Ô hasard, le héros fréquente la même école primaire que Michel Tremblay et,
accessoirement, moi : l’école Saint-Stanislas. Se pourrait-il qu’il
ait rencontré l’illustre auteur de notre québécitude ? Ensuite, le héros fait
son secondaire au Collège Jean-Eudes, puis des études en comptabilité aux HEC.
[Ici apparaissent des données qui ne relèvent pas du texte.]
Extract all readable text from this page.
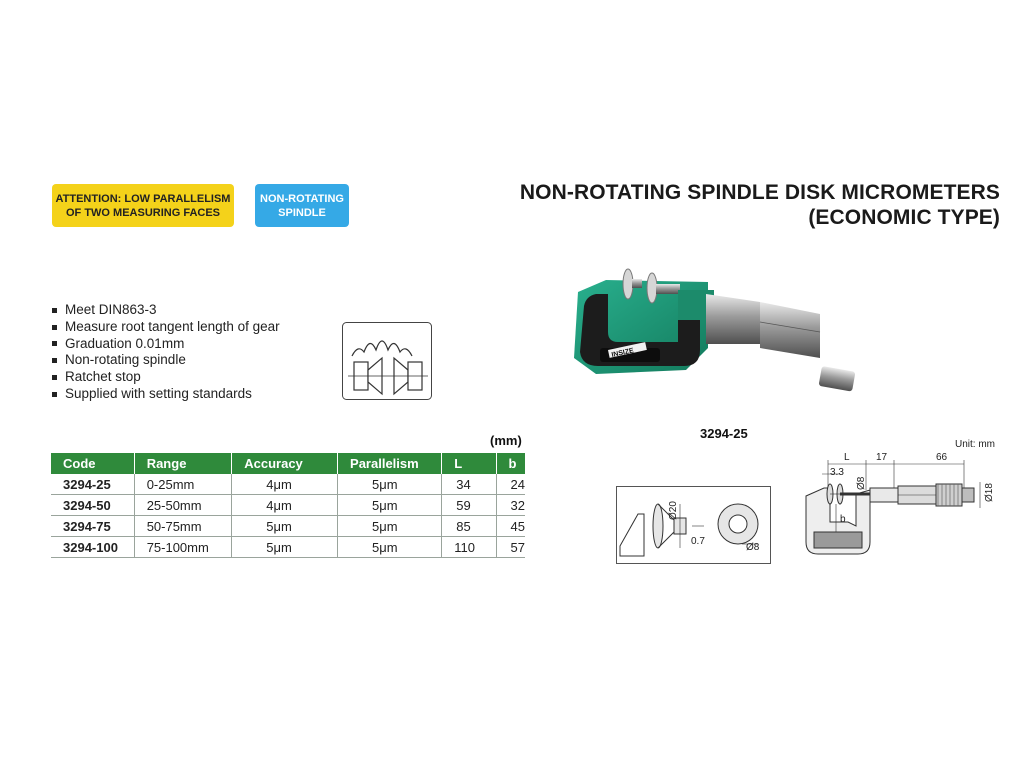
ATTENTION: LOW PARALLELISM
OF TWO MEASURING FACES
NON-ROTATING
SPINDLE
NON-ROTATING SPINDLE DISK MICROMETERS
(ECONOMIC TYPE)
Meet DIN863-3
Measure root tangent length of gear
Graduation 0.01mm
Non-rotating spindle
Ratchet stop
Supplied with setting standards
INSIZE
3294-25
(mm)
Code	Range	Accuracy	Parallelism	L	b
3294-25	0-25mm	4μm	5μm	34	24
3294-50	25-50mm	4μm	5μm	59	32
3294-75	50-75mm	5μm	5μm	85	45
3294-100	75-100mm	5μm	5μm	110	57
Ø20
0.7
Ø8
Unit: mm
L	17	66
3.3
Ø18
Ø8
b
Je dépose le livre. C’est trop fort. Le personnage a un parcours semblable au
mien. J’ai dû le rencontrer, c’est comme rien. Le déclic se produit un peu plus
loin quand le héros rencontre la femme de sa vie. Le portrait tout craché de ma
défunte épouse ! Bon sang de bonsoir, c’est ma vie ça, pas celle d’un
autre.
Je me
mets à feuilleter rapidement le reste du livre. Au centre, quelques photos en
noir et blanc de moi prises à différents moments de ma vie. Puis, des dizaines
de pages blanches jusqu’à la toute dernière où je trouve ce mot écrit à la
main : « Cher papa d’amour, même si je ne peux être avec toi, je
te souhaite un merveilleux soixante- cinquième anniversaire de naissance. Que
ta retraite en Estrie continue de te combler de bonheur : tu l’as bien
méritée. N’hésite surtout pas à écrire la suite de ta vie dans ce livre. Ta
fille qui t’aime, Amélie (Poulin) alias Paule Molinie. »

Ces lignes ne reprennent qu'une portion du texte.